THE Oxford dictionary defines nanny state as “a government regarded as overprotective or as interfering unduly with personal choice”. However, we should ask: what do they want to protect people from and why would they interfere?

A fine example of such nanny-state interventions are the actions taken to minimise the use of tobacco (ie taxes, a ban on TV advertising, a ban of smoking in public places, health warnings on packaging). As a result of these interventions the percent of people who smoke went down from around 60 per cent in 1950s to below 20 per cent today. Interventions translated into millions of lives saved.

Today the majority of the Scottish population have excess weight, which is followed by the burden of obesity-related diseases like cancer, type 2 diabetes and cardiovascular disease, shorter lives, worse quality of life, and a growing cost to the wider economy.

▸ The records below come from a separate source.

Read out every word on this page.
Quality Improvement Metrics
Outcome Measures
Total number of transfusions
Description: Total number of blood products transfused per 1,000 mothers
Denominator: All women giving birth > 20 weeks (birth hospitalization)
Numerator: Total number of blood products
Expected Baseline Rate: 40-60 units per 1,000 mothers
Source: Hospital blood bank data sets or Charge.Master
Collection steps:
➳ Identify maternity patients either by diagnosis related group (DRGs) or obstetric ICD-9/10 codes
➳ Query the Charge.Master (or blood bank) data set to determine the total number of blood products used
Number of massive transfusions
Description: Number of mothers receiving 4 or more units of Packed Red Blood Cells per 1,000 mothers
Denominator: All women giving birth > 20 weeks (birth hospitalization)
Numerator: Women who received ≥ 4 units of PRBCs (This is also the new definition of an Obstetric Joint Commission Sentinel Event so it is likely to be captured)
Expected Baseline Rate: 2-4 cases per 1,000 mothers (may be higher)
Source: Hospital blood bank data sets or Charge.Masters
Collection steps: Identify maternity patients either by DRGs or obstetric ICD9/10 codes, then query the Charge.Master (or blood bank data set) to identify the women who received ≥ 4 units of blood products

Anyone who thinks that the government interferes unduly with personal choice should have an honest think about what and who else is currently interfering with our choice. What is making 65 per cent of the Scottish population choose a diet that makes them overweight and obese?

Why would Scotland have such different obesity and health records than, say, Sweden or Japan? Our physiologies or will power are not different, but our food environment is different. The environment around us shapes our choices everyday.

What we eat depends on what’s on shop shelves and what’s on special offer in the shops; what we recognise from home, friends, TV, media; how easy it is to get to certain shops or restaurants; and how much time we have. If we take a step back, it should be clear that our food environment and food system strongly influence our diet.

We need to see and understand the whole picture. Telling a child to drink water will never work if the child never sees anyone else doing it, if there are no water fountains at school and public places, and water is more expensive than sugary drinks.

If we are serious about improving our diet and our health, we need to take a good look at our food environment and food system. The Good Food Nation Bill gives us the opportunity to do this: with clever and brave actions we can achieve much more than improved diet and health in Scotland.